Although the results aren’t final, the vaccine joins only a handful of others, including ones developed by Moderna Inc., AstraZeneca Plc and Pfizer Inc. and BioNTech SE, in showing it works in an advanced clinical trial. It differs from the others in that its two doses reply on different viral vectors, which offers it an advantage against new strains, said Kirill Dmitriev, the head of co-developer the Russian Direct Investment Fund.
“We don’t have any doubt that the vaccine will be approved by the World Health Organization,” Dmitriev said in an interview. “It has high efficacy and it is one of the most accessible due to its price and the ease of its logistics and storage.”
The developers last met with the Geneva-based public health organization on Jan. 22 to discuss their application, and no time-frame has been given for approval. The vaccine hasn’t been submitted for review to Western regulators yet.

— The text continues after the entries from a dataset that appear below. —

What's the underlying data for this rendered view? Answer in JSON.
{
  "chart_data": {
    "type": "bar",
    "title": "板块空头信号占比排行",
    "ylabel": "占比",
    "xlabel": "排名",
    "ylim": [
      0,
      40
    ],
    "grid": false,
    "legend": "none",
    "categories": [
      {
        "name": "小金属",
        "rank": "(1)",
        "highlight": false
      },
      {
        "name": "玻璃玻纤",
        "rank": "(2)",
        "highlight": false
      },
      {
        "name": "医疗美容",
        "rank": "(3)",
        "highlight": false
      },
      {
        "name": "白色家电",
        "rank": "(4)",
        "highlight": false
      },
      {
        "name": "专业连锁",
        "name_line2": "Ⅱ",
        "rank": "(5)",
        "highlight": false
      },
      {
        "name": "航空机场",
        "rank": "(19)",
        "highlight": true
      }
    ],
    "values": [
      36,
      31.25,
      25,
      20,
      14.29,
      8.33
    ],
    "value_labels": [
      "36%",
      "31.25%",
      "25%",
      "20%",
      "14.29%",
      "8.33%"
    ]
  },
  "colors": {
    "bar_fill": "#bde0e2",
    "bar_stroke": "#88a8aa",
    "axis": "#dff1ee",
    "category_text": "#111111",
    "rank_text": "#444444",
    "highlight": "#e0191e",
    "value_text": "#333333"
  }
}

Initial tests by RDIF’s partner, the Gamaleya Research Institute of Epidemiology and Microbiology, show that the vaccine remains effective against new strains of Covid-19, according to Dmitriev.
South African and U.K. variants of Covid-19 appear to be more transmissible than the original virus and have raised fears that they could impact the effectiveness of existing vaccines or require a booster dose.
Dmitriev said tests of a combination of AstraZeneca and Sputnik V vaccines are scheduled to begin next week, with the first trials in Azerbaijan and the United Arab Emirates. The mix may prove more effective against new strains, he said. RDIF plans to offer its inoculation as a second dose to producers that have vaccines with efficacy below 90%.
The vaccine provided full protection against severe cases of Covid-19, while showing virtually the same efficacy for volunteers over the age of 60, according to the published data. Dmitriev said that researchers are preparing to study its use for children, as well.
The peer-reviewed publication may help Russian efforts to vaccinate 60% of its adult population in the first half of the year after a slow initial roll-out. The homegrown shot has faced doubts at home. Only 38% of Russians are ready to take Sputnik V, according to a Dec. 21-23 poll conducted by the Levada Center.
Many vaccination centers in Moscow, where the campaign is largest, are not working at capacity even after Vladimir Putin ordered universal access to the inoculation in mid-January. The Russian president hasn’t yet said when he’ll get vaccinated.
Sputnik V should provide protection against Covid-19 for over a year, and can be employed again for re-vaccination, according to Dmitriev. He said he took a booster shot seven months after his first to test his cellular immune response, which produced antibodies faster than after his initial vaccination.